A previous study suggested that intubation of patients with obesity takes slightly longer time using the GlideScope® laryngoscope than the Macintosh direct laryngoscope, possibly due to the narrow oropharyngeal space (6). However, in the current study, laryngoscopic and intubation time in patients with obesity was shorter using the GlideScope® laryngoscope than the Macintosh and McCoy laryngoscopes.

The first limitation of the current study was the absence of comparison between specialists with different levels of experience in video laryngoscopy, which had a significant influence on the evaluation methods used. The second limitation was the lack of blinding to the intubation methods used in the study.

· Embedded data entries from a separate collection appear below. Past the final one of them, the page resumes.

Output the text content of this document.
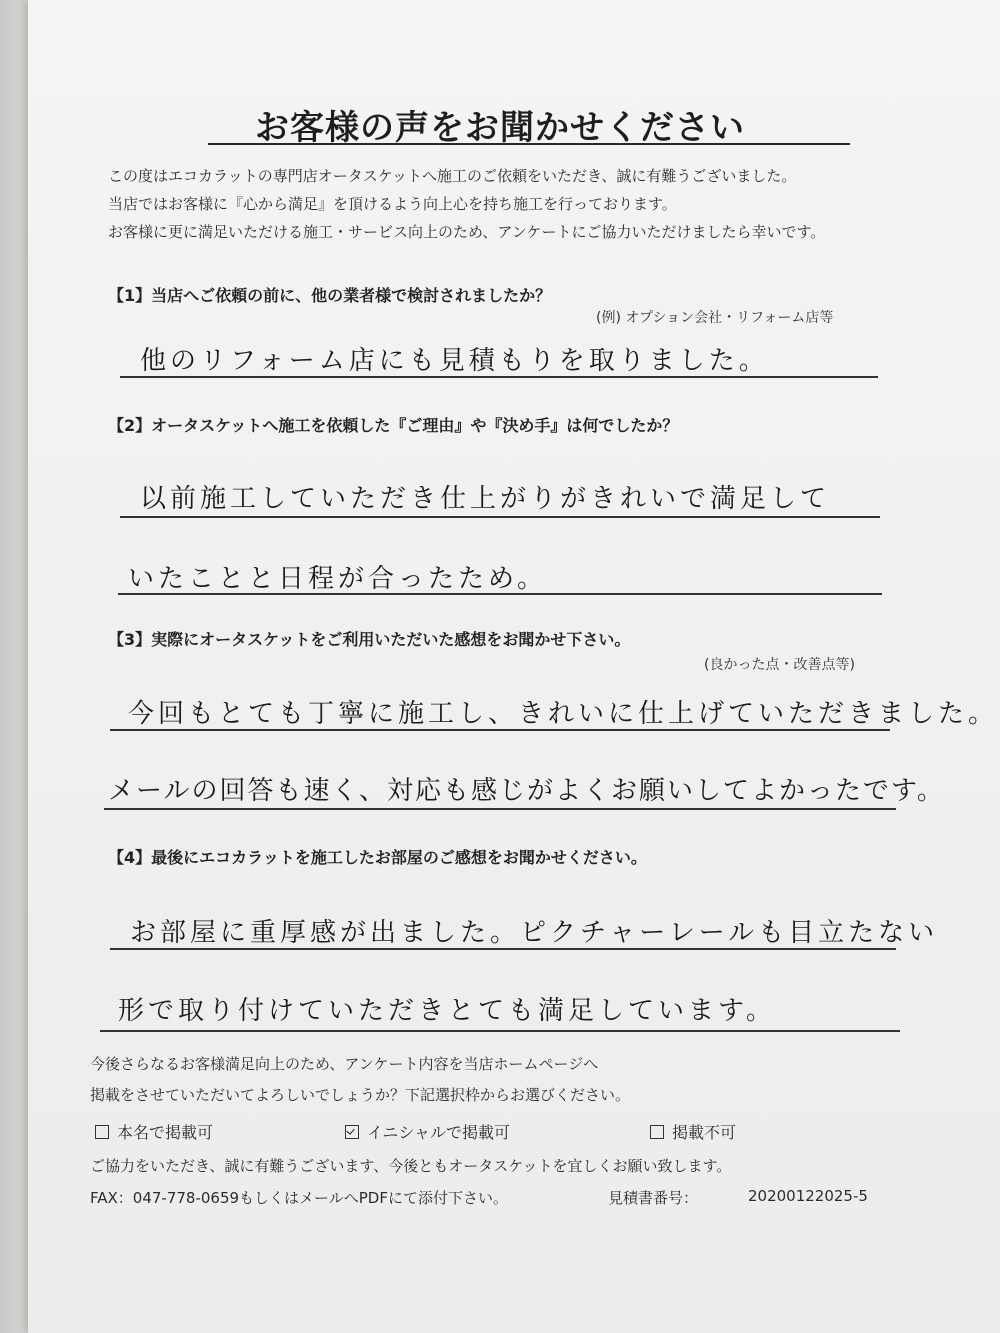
お客様の声をお聞かせください
この度はエコカラットの専門店オータスケットへ施工のご依頼をいただき、誠に有難うございました。
当店ではお客様に『心から満足』を頂けるよう向上心を持ち施工を行っております。
お客様に更に満足いただける施工・サービス向上のため、アンケートにご協力いただけましたら幸いです。
【1】当店へご依頼の前に、他の業者様で検討されましたか？
(例) オプション会社・リフォーム店等
他のリフォーム店にも見積もりを取りました。
【2】オータスケットへ施工を依頼した『ご理由』や『決め手』は何でしたか？
以前施工していただき仕上がりがきれいで満足して
いたことと日程が合ったため。
【3】実際にオータスケットをご利用いただいた感想をお聞かせ下さい。
(良かった点・改善点等)
今回もとても丁寧に施工し、きれいに仕上げていただきました。
メールの回答も速く、対応も感じがよくお願いしてよかったです。
【4】最後にエコカラットを施工したお部屋のご感想をお聞かせください。
お部屋に重厚感が出ました。ピクチャーレールも目立たない
形で取り付けていただきとても満足しています。
今後さらなるお客様満足向上のため、アンケート内容を当店ホームページへ
掲載をさせていただいてよろしいでしょうか？下記選択枠からお選びください。
本名で掲載可	イニシャルで掲載可	掲載不可
ご協力をいただき、誠に有難うございます、今後ともオータスケットを宜しくお願い致します。
FAX：047-778-0659もしくはメールへPDFにて添付下さい。	見積書番号：	20200122025-5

The third limitation was that the assessments of the POGO and Cormack-Lehane scores were subjective, not purposeful and accurate. The fourth limitation was insufficient experience with the McCoy laryngoscope.

In conclusion, in the current study, the best method to reduce intubation time in patients with obesity was employing the GlideScope® laryngoscope, and the least appropriate method was employing the McCoy laryngoscope. In addition, the direct relationships of BMI and neck circumference with laryngoscopy time were observed in all the three methods. The obtained results suggested that in patients with high BMI, the GlideScope® laryngoscope should be used to reduce laryngoscopy time.